If you've read this far, you may know someone who has suffered from depression or another mental illness and who has had difficulty accessing medical care and medication. At the threshold level in this whole discussion is the willingness to take medication at all. Until I was twenty-eight years old, I insisted that all medications were inherently habit-forming and that they sapped individuals' desire to get to the bottom of their psychoanalytically treatable problems.

Then, one day during my first year of law school, I found myself crying uncontrollably on the floor of a friends house at three in the morning, repeating through desperate sobbing that I had realized that I had "always been depressed" and it wasn't going to go away because of even intense talk therapy. At that point, I was so anguished that I was willing to take virtually any medication that a doctor might prescribe, if it would bring me up and out from the pits of despair.

Since that day, eighteen years ago, I have had to try a variety of medications before finding a combination that, for the moment, takes the worst symptoms away with the least side effects, in a country where I can have access to medical care and medication even if my depression makes it impossible for me to work.

The United States was never the country for me, if only because it didn't have the good sense to understand that access to medical care can't be based on access to work. If it is, then as soon as a person gets sick and can't work, they lose their medical care as well. They only have medical care when the need it least, and when they need it most, it's gone. That only "insures" heartbreak, not medical care.

I knew I needed psychological or psychiatric care from the time I was a child, but my mother's medical insurance from the college where she taught only provided ten visits to a psychologist per year, and only covered less than half the actual cost.
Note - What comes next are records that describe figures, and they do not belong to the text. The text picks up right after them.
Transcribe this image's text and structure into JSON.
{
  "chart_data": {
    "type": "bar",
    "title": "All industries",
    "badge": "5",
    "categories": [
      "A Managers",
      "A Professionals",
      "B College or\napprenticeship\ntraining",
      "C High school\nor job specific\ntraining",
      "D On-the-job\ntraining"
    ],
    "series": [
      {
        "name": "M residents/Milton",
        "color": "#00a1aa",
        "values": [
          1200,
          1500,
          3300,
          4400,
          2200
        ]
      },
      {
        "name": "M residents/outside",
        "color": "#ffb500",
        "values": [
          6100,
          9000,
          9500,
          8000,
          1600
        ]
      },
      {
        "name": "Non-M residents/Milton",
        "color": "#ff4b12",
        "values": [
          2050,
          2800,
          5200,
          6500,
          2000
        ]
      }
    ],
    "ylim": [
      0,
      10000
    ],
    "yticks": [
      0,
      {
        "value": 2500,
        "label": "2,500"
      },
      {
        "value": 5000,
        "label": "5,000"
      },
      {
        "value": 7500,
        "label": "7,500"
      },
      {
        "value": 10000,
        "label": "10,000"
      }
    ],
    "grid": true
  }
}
Here in Brazil, my step-daughter sees a speech therapist every Saturday morning, for free, at the public health clinic.

Lula Ignacio Lula da Silva is the president of Brazil and will soon have served his maximum two terms. Then the USA would do well to invite him to go to the USA and run the USA's public option medical care. Brazil knows how to do univeral free access AND medicine, but the USA has yet to prove its competence in this area, except perhaps at Veterans Administration hospitals.